Todos los momentos contigo, Sebastián Crepúsculo, fueron una ronda de niños desfilando en la nevera del invierno 79. Las estrellas enamoraban nuestras cúpulas de cielo, cuando la noche era larga en las historias de terror, cuando en la noche oscura el canto acariciaba la palabra como fuego eterno.
Solía ser perfecta cada mañana, azul y flotante. Solía amanecer suavemente para que la danza del tiempo no nos sorprendiera. Alguna vez nos sorprendió la fiera del adiós irremediable.
Debían ser inmóviles los días en la calle. Cuando todo debía estar quieto no lo estaba. Nunca un buen recuerdo será el mismo.
Nuestro amor era el sol derramando mercurio sobre el mar que contemplamos tantas veces. Nuestro amor existe aún sobre los árboles. Es una fruta dulce, es una fiesta.

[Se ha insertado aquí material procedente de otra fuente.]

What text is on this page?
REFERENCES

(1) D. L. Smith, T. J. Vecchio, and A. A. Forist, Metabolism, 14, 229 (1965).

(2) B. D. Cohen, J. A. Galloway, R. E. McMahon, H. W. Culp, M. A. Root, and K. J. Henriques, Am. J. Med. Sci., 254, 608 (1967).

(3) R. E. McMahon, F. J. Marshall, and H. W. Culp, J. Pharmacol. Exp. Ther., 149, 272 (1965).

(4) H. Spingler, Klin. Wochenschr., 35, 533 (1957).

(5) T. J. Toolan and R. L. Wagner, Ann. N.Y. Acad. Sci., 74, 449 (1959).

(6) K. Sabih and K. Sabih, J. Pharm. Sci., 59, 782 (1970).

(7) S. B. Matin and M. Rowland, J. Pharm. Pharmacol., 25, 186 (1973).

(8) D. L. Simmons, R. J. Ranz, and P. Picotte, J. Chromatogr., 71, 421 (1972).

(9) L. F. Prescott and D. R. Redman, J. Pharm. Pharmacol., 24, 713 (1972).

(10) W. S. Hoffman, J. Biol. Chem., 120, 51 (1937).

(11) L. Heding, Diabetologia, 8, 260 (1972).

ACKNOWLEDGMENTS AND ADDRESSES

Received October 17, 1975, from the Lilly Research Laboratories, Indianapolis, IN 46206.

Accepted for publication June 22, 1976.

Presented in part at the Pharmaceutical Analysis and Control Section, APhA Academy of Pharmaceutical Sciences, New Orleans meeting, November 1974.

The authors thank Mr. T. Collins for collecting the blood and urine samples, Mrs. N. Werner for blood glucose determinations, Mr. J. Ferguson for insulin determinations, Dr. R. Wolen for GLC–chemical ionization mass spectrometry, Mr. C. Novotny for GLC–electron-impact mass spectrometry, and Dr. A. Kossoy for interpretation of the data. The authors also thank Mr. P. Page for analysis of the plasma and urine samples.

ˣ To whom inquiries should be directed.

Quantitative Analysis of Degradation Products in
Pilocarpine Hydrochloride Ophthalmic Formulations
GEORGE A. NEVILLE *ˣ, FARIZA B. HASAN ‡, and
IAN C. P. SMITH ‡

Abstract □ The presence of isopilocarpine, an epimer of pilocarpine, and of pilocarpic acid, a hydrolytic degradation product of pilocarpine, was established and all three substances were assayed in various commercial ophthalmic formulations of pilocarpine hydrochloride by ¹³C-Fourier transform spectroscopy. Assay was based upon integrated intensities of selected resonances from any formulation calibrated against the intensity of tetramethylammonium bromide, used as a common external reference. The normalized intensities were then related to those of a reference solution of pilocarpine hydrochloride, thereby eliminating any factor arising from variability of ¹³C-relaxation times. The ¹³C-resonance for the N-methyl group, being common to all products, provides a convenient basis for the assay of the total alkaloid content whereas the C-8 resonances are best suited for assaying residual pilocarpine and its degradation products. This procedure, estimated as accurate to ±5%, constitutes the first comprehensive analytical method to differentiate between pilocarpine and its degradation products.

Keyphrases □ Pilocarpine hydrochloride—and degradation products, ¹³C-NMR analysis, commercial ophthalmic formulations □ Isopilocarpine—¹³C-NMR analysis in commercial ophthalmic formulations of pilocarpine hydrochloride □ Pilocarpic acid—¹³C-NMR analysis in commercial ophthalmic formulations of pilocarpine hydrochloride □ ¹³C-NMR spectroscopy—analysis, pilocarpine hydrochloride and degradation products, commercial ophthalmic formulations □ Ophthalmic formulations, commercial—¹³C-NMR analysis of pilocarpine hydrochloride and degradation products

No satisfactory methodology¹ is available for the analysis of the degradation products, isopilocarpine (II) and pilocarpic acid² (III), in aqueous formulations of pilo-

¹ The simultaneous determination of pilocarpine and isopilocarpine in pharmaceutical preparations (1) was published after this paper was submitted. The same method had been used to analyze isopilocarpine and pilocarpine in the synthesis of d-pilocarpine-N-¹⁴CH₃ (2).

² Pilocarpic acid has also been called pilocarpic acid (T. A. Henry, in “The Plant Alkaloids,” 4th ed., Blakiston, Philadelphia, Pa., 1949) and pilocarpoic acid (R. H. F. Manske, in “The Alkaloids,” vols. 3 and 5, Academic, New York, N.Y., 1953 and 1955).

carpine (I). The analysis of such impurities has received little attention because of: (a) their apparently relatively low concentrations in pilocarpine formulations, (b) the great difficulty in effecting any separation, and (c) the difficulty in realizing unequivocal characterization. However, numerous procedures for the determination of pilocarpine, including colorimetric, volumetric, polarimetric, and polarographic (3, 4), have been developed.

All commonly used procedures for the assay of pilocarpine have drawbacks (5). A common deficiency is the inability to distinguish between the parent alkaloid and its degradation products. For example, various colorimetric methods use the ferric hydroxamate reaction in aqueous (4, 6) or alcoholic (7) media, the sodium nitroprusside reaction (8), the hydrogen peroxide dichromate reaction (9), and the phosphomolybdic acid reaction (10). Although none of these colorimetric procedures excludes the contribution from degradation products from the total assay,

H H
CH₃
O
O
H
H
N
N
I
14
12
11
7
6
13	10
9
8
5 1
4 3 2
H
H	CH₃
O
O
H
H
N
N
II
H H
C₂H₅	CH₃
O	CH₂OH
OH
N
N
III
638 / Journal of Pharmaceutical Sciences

La fantasía dialogaba sobre tu cuerpo. Siempre se robaba el último beso antes de partir para la cena. La fantasía no se detuvo jamás. Cabalgó de alguna forma buscando el modo infantil de conquistarte.
Tu ventana, Sebastián Durmiente, siempre bostezaba conmigo. No era terrible esperarte porque yo conocía tus sueños de pájaro lunar. Por la tarde juntos, el juego de los niños comenzaba con tu grito de guerra. Verdadera libertad la que danzábamos en las veredas. Siempre encontrábamos el lugar perfecto para sortear nuestras manos imaginando el universo, para tocarnos sin piedad hasta bebernos, para amarnos quizá de un modo ajeno que hoy persiste en flor, en deuda, en la purísima levedad de tu presencia.
Al final todo concluía con el silencio. Eran las manos, los ojos, los labios perdidos. Éramos mucho más que patear una pelota, los dos interminables en el barro, éramos de tierra (fragilidad de tierra), éramos la luna, el encuentro, el primer deseo incomprendido, el incendio.
Cuídate de la tormenta, Sebastián Granizo. Allá afuera hace frío y el viento sopla suavecito como una flecha en las orejas. No digas nada. No escuches nada. Los corazones limpios siempre esperan que amanezca. Hoy déjate abrazar por el silencio. Silencio, Sebastián, silencio.